When John and Augustina Buah of Accra, Ghana, learned they had been called by President Uchtdorf to preside over the Nigeria Enugu Mission, they viewed it as a humbling opportunity. The call for full-time missionary service requires numerous adjustments in both family and professional life. The Buahs have five children, one who previously served as a missionary in Nigeria and a son who is presently serving in another part of Ghana. Two of the three younger children will join them in Enugu, rearranging Church, school and personal relationships to support their parents’ call. The third daughter will maintain their Accra residence during their absence.

“We are all trying to do our best in word and deed,” explained Buah, who will take a leave of absence from his work to fulfill his assignment as a mission president.

Ryan and Cristina Pagaduan, Quezon City, Philippines, will relocate with their daughters, ages 12 and 10, to another part of the country. “We will have to learn a new dialect there,” Ryan explained. Because their call is to a newly formed mission, the Philippines Iloilo Mission, the family will live in temporary housing while a new mission home is constructed. For Clark and Nora Bishop, Orem, Utah, the call to serve in Taichung, Taiwan, temporarily suspends his work as a physician. “My partners are all supportive of our decision to accept the call,” Bishop reported, “even though they are not all members of the Church.” Bishop, as a young man, served in Taiwan and has some working knowledge of the language, although he admits he’s “spent the last 35 years forgetting my Chinese, but it’s surprising how quickly it comes back. That’s one of the blessings of the call,” the physician explained.

Nora, on the other hand, has never been to Taiwan. Since the call, the couple has participated in tri-weekly language lessons at the Provo, Utah, Missionary Training Center (MTC). “My language tutor helped me access long-term goals for language usage on the mission: I need to pray, greet people, go shopping, ask for directions, etc.” Nora said. “After considering the list of tasks, they’ve helped me develop dialogs around those tasks. I learn vocabularies as well as useful phrases that will help me communicate in Taiwan.”

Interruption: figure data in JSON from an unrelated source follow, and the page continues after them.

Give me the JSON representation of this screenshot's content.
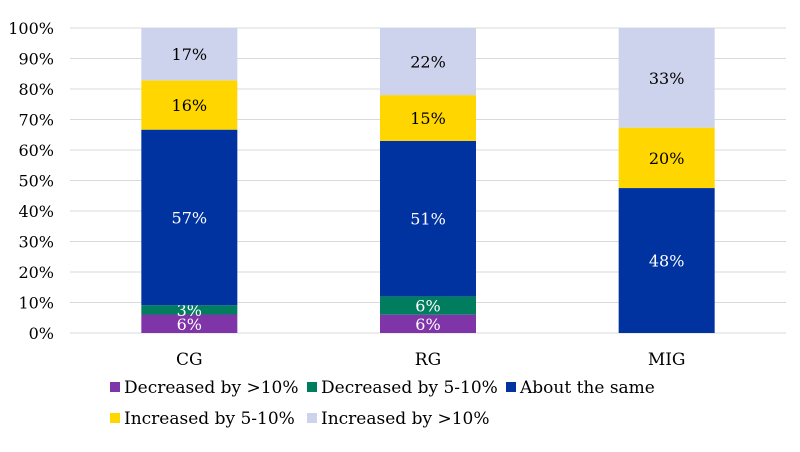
{
  "chart_data": {
    "type": "bar",
    "stacked": true,
    "percent_stacked": true,
    "categories": [
      "CG",
      "RG",
      "MIG"
    ],
    "series": [
      {
        "name": "Decreased by >10%",
        "color": "#7F35A8",
        "label_color": "#FFFFFF",
        "values": [
          6,
          6,
          0
        ]
      },
      {
        "name": "Decreased by 5-10%",
        "color": "#007D5F",
        "label_color": "#FFFFFF",
        "values": [
          3,
          6,
          0
        ]
      },
      {
        "name": "About the same",
        "color": "#0033A0",
        "label_color": "#FFFFFF",
        "values": [
          57,
          51,
          48
        ]
      },
      {
        "name": "Increased by 5-10%",
        "color": "#FFD600",
        "label_color": "#000000",
        "values": [
          16,
          15,
          20
        ]
      },
      {
        "name": "Increased by >10%",
        "color": "#CDD3EC",
        "label_color": "#000000",
        "values": [
          17,
          22,
          33
        ]
      }
    ],
    "ylim": [
      0,
      100
    ],
    "yticks": [
      "0%",
      "10%",
      "20%",
      "30%",
      "40%",
      "50%",
      "60%",
      "70%",
      "80%",
      "90%",
      "100%"
    ],
    "grid": true,
    "legend_position": "bottom",
    "title": "",
    "xlabel": "",
    "ylabel": ""
  }
}
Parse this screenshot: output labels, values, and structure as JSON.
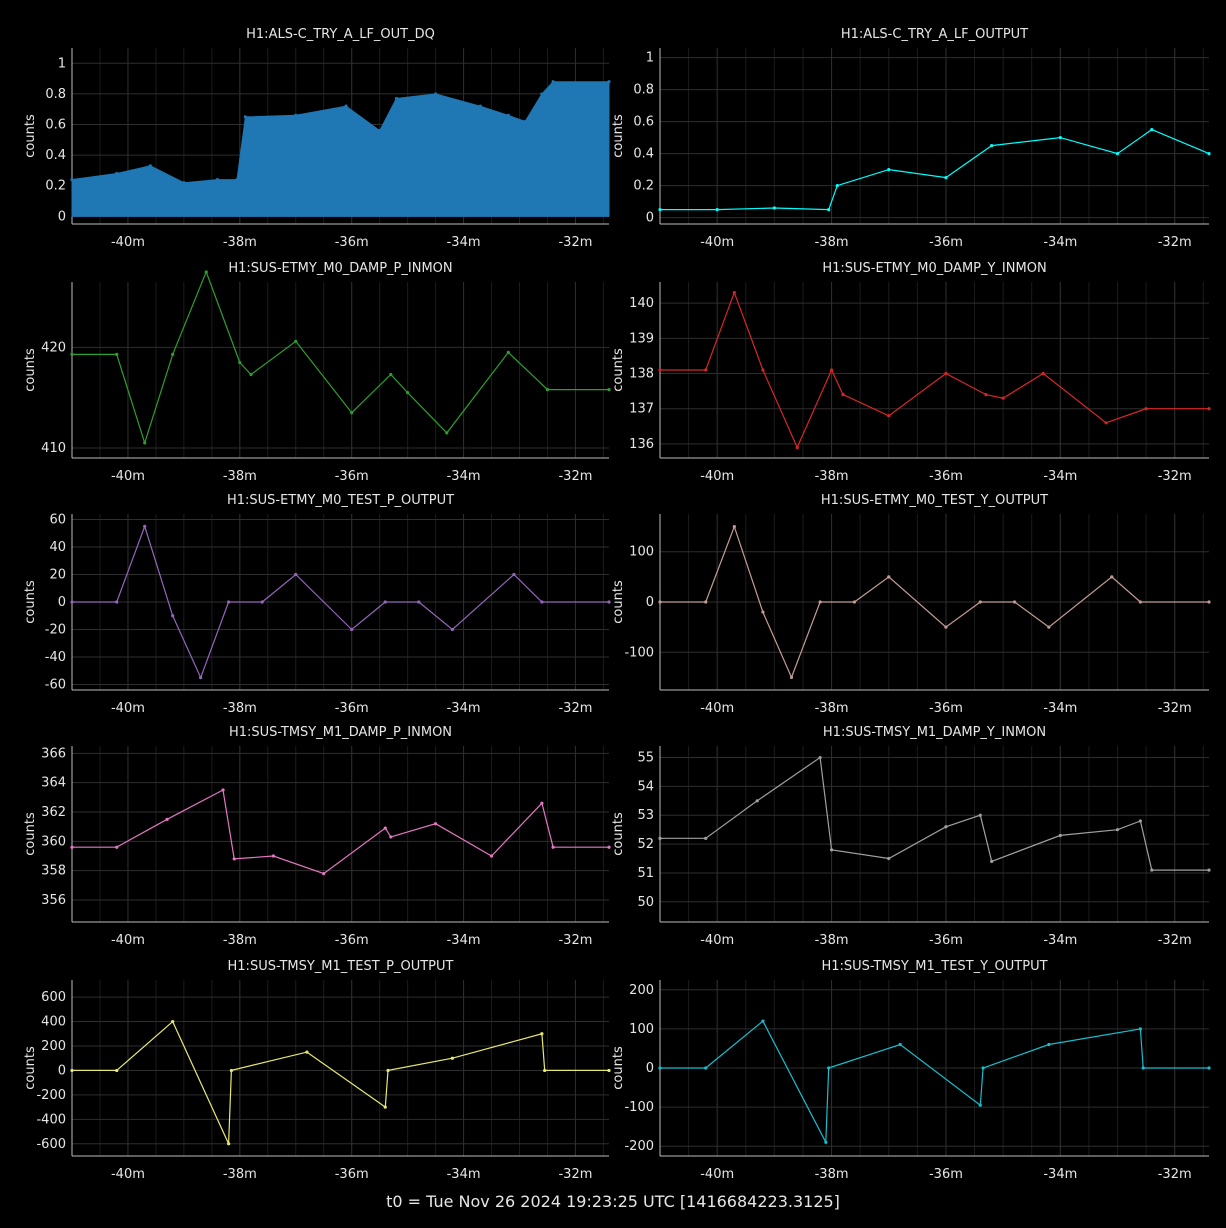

In addition to language training and tutoring, every newly called couple participates in weekly discussions with a personal tutor at the Provo-based MTC. Weekly conversations via telephone, computer or in person facilitate training. “We have assignments each week in Preach My Gospel, the missionary teaching guidebook,” explained Miller. “Besides studying the manual, we are invited to participate in a variety of tasks and meetings with locally serving missionaries.”

Further training for the multiple tasks as a mission president comes in a box of carefully selected materials that cover all mission operations. An intensive four-day seminar in late June completes the formal training period, and mission presidents assume their new responsibilities on 1 July. Most mission presidents come to the calling with decades of previous lay Church service experience that might include roles such as leaders of congregations (bishops and stake presidents), gospel instructors and leaders of youth.

Despite missing numerous family events during a three-year absence from home, couples are willing to accept the call to serve as mission presidents.

“People ask me why we are going,” admits Clark Bishop.

 “I reply we do what we are asked to do.

I often think of the sacrifices of our ancestors and hope that our service can be a measure of gratitude for what they were willing to do on behalf of the gospel. They certainly didn’t have e-mail or Skype to keep in touch with their families like we have. It will definitely be easier for us than it ever was for them.”

“I wouldn’t do this if it weren’t true,” Bishop’s wife, Nora, added. “There are so many feelings of inadequacy, longing for family or homesickness, but we have confidence in the compensatory blessings that come to us as we trust in the Lord and move forward in our callings.”

Nielson spoke about the importance of having faith and how a call like this forces you to really examine your own faith. “You talk about it; now we need to go out and practice it.”